Constantingly spiraling to new heights…
The weather is starting to turn cold here in Central Illinois, and on a slightly brisk walk out to my car I mused for a moment about how great it would be if I didn’t care about what the weather was doing. We happen to be in an area that constantly gets hit by tornados over the summer and we tend to get several bad snowstorms a year that are generally quite inconvenient.
Constantly heightening…
For no particular reason, I started thinking about weather effects in the D&D campaigns that I have ever been in. In the sessions that I have run, I tend to like to use weather to color a scene and not generally as the main focal point of a game, however I have often run into the problem of how to introduce weather as being significant when it hasn’t been to your characters up to this point.
This problem is compounded by the fact that as characters get higher and higher in level, they tend to be less and less concerned about environmental factors to their adventures. You could always cop out and make some sort of “killer storm” crop up that does 20d6 lightning bolts, but that just seems a little tired and obvious.
The only sessions that I have been truly impressed by the use of weather as a plot point happened to be a seafaring adventure that we did. The DM essentially made a terrible storm that just hung around and kept getting progressively worse, until it spawned elementals for the group to do battle with. The combination of setting, urgency (if we didn’t get off the ship, it was going to sink into the middle of the ocean), and appropriate use of weather-based creatures made this scene a real winner in my mind.
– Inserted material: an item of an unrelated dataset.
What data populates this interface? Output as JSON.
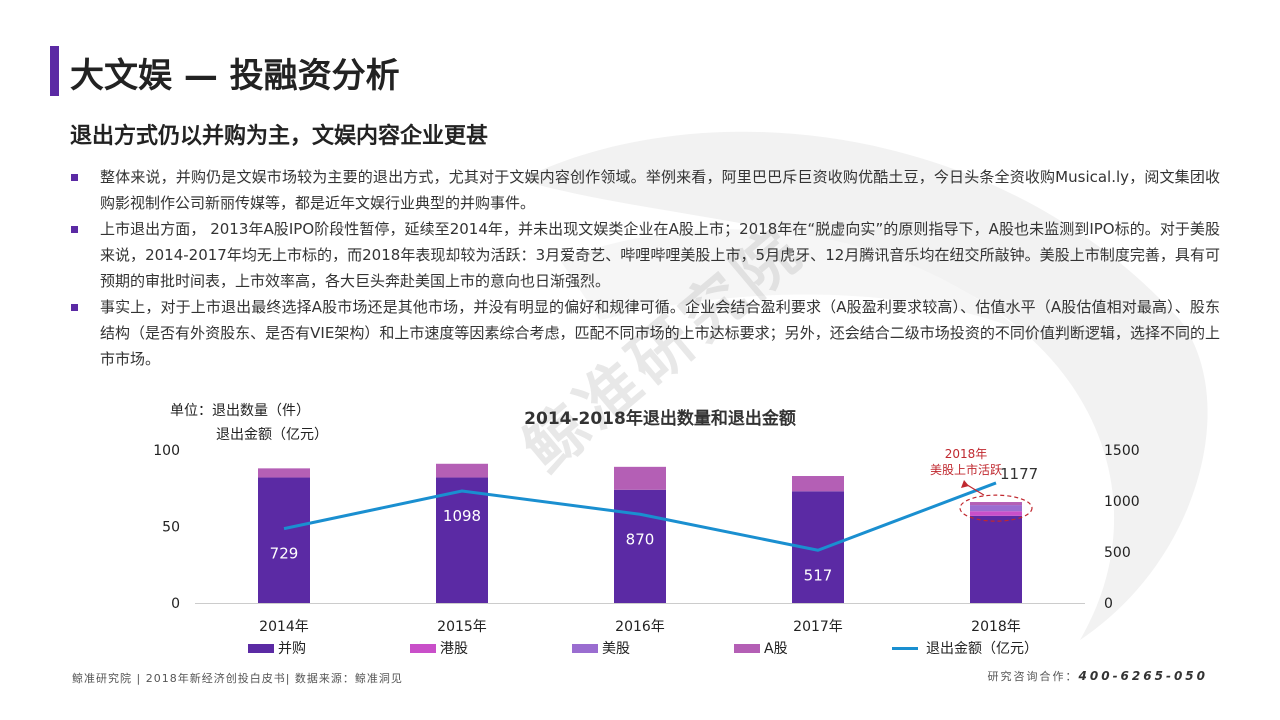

I would love to hear some other success stories where DMs (or players) have used weather to augment a story in a organic, meaningful way. I tend to struggle with this as a DM, hopefully the comments will generate some great new ideas!
You don’t need it to be an actual threat for your PCs to take it seriously…
e.g. you’re well within your rights to call for some endurance checks or lose a healing surge. Whether they make the checks or not, it will make them understand the severity and impact of the storm, and even if they fail losing one healing surge stings a lot but isn’t actually all that painful in the long run.
How about a desert sandstorm to lose players track? Add to the confusion camels panicking, and resulting loss of a magnet they packed for just this occasion, and even a high level party is going to be in trouble if they don’t have enough water.
Weather does not need to be considered in terms of direct damage to the PCs. Weather should be integrated into the environment and story. Weather can set the mood of an adventure, and help provide the sensory details for a scene. Weather can also become highly important to the PCs because of its effect on the world with which they are interacting. If you have developed a campaign in which the PCs care about elements of the world you and they are creating, the PCs will naturally and intimately care about, e.g., storms that threaten the crops, a town that is being flooded, winter snows that will foreclose an opportunity to send an army marching or get a trade caravan to its destination. In my opinion, weather is best used as part of the overall storytelling.
Of course, weather can become a large scale natural disaster, as well. I have used disasters in the past as a momentous event in a campaign, and its effect on the PCs can be dramatic, reminding them of the relative insignificance of individual humans, even a high level D&D character, when compared with the world shaking power of nature. This type of event can also have divine implications – for instance, I once had a party unwittingly help a zealot access a divine artifact to beg aid in retaking his former homeland, and the divine response of a towering wall of water had the sobering results of killing thousands of innocents and sterilizing the soil with salt. If your campaign story is highly involved with divine struggles, such events punctuate climaxes. However, such large scale events should, in my opinion, be used infrequently and cautiously, to preserve their effect.